Offener Brief Worten endlich Taten folgen lassen: Die Umsetzung des geltenden Rechts zur Unterstützung geistig beeinträchtigter Eltern


Elternschaft mit geistiger Behinderung
Sommersemester 2023

Sehr geehrter Herr Olaf Scholz,
Sehr geehrte Frau Claudia Middendorf,
Sehr geehrter Herr Hendrik Wüst,
Sehr geehrter Herr Jürgen Dusel,

immer noch werden Eltern aufgrund ihrer geistigen Beeinträchtigung von ihren Kindern getrennt, anstatt dass alles getan wird, um ein gemeinsames Familienleben zu ermöglichen.
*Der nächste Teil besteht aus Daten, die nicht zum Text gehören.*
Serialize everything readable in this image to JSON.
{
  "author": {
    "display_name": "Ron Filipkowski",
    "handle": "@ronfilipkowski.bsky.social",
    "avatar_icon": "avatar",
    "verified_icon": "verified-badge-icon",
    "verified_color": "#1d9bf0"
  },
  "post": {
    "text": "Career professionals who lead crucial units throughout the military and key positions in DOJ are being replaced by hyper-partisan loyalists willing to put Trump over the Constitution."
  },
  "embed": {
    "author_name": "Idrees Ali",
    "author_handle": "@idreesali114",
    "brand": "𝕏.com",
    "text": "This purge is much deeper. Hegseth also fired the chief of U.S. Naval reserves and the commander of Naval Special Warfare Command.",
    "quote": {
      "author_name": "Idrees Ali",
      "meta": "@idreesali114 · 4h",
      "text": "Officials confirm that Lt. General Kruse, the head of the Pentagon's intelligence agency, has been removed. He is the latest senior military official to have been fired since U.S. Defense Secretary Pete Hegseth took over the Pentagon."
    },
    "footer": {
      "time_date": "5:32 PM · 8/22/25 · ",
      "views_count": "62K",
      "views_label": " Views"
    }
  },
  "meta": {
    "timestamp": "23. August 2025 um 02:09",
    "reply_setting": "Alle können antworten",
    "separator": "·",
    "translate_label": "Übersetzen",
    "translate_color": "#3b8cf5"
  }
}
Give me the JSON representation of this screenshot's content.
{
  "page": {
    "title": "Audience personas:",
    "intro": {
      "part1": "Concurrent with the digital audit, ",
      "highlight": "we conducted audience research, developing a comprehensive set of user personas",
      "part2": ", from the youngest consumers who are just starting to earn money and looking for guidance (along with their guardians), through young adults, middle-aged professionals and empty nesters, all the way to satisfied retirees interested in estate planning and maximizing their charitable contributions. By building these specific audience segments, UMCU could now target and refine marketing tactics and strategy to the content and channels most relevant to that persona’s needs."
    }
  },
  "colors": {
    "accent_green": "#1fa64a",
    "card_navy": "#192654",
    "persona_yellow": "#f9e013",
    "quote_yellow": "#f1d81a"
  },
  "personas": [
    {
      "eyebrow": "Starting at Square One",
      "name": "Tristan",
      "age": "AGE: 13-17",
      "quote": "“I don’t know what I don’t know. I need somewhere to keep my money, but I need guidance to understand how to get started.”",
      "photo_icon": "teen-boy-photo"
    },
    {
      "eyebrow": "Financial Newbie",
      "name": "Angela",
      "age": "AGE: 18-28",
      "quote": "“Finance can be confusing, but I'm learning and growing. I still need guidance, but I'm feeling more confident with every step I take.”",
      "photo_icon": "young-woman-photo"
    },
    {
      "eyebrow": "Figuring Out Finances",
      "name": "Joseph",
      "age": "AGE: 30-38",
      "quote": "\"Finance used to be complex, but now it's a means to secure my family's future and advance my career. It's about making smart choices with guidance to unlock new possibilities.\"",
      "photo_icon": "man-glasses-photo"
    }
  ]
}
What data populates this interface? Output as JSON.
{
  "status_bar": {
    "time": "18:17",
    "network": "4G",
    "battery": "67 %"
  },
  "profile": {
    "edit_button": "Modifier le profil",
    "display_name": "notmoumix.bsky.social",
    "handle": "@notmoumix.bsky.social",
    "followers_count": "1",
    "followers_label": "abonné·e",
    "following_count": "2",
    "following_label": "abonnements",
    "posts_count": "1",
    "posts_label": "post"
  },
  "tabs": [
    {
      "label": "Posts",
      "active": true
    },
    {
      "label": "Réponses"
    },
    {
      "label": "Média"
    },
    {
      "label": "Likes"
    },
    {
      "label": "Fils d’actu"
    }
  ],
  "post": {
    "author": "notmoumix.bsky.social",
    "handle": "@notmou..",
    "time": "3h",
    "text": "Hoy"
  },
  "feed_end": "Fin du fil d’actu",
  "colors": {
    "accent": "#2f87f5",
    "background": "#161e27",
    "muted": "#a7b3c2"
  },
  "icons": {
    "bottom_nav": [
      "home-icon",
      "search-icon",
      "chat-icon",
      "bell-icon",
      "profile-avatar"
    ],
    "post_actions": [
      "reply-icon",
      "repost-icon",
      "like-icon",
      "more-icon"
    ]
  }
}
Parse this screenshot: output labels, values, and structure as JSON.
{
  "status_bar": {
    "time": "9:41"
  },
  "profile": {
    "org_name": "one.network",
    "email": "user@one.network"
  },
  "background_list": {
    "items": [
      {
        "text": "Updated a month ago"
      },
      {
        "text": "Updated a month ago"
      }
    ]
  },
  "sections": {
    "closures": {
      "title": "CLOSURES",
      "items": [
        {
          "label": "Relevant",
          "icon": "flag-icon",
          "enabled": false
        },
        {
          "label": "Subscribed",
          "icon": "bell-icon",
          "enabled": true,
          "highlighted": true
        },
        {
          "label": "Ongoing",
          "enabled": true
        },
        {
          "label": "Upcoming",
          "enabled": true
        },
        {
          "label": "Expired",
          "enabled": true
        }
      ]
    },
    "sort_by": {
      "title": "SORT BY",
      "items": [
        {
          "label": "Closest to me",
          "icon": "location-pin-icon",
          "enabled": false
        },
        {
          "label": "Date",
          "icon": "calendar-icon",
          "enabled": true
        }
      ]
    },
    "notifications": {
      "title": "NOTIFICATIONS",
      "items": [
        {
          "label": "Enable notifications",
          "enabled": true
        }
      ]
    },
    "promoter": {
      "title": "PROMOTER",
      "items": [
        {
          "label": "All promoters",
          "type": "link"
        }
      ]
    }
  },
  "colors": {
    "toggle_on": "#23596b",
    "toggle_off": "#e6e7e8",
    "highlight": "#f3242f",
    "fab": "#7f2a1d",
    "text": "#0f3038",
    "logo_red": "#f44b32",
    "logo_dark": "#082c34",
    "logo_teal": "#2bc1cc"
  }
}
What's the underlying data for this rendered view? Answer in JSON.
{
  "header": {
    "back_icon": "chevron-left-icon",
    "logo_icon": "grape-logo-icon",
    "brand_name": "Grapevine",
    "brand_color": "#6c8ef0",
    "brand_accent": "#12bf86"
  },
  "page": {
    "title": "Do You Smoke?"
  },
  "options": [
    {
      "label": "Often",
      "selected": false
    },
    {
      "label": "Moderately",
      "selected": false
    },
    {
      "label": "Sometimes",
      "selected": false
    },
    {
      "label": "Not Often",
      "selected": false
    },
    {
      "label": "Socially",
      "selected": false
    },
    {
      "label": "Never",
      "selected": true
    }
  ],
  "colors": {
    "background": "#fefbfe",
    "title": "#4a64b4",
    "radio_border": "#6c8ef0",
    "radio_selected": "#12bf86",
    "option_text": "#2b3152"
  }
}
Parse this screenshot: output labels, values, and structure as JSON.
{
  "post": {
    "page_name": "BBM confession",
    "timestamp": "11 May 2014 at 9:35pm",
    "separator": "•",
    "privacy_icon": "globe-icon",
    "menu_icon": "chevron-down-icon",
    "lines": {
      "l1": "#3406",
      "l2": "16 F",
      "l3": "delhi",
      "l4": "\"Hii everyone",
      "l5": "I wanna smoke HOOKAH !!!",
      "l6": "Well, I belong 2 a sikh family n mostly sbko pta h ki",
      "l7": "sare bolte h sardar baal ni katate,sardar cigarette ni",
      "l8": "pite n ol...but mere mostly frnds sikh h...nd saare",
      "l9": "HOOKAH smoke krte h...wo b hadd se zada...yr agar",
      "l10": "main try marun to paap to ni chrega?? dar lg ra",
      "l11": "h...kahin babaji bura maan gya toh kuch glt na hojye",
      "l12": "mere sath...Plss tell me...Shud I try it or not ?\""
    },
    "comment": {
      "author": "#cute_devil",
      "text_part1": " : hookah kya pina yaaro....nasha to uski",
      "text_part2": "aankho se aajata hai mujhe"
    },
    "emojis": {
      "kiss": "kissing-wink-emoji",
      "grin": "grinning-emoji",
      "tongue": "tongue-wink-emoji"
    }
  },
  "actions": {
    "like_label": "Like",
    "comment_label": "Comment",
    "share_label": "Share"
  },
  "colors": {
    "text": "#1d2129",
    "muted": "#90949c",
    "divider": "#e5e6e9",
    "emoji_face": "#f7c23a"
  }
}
Wir haben eine eindeutige Gesetzgebung, die besagt, dass niemand wegen seiner Beeinträchtigung benachteiligt werden darf. Dies geht aus Artikel 3 Absatz 3 des Grundgesetzes hervor. Zudem besagt der Artikel 2 Abs.1 SGB IX, dass die Zugehörigkeit von Eltern zum Personenkreis von Menschen mit Behinderung keinen hinreichenden Grund darstellt, die Fähigkeit Eltern zu sein infrage zu stellen. Elternschaft an sich ist somit nicht unterscheidbar.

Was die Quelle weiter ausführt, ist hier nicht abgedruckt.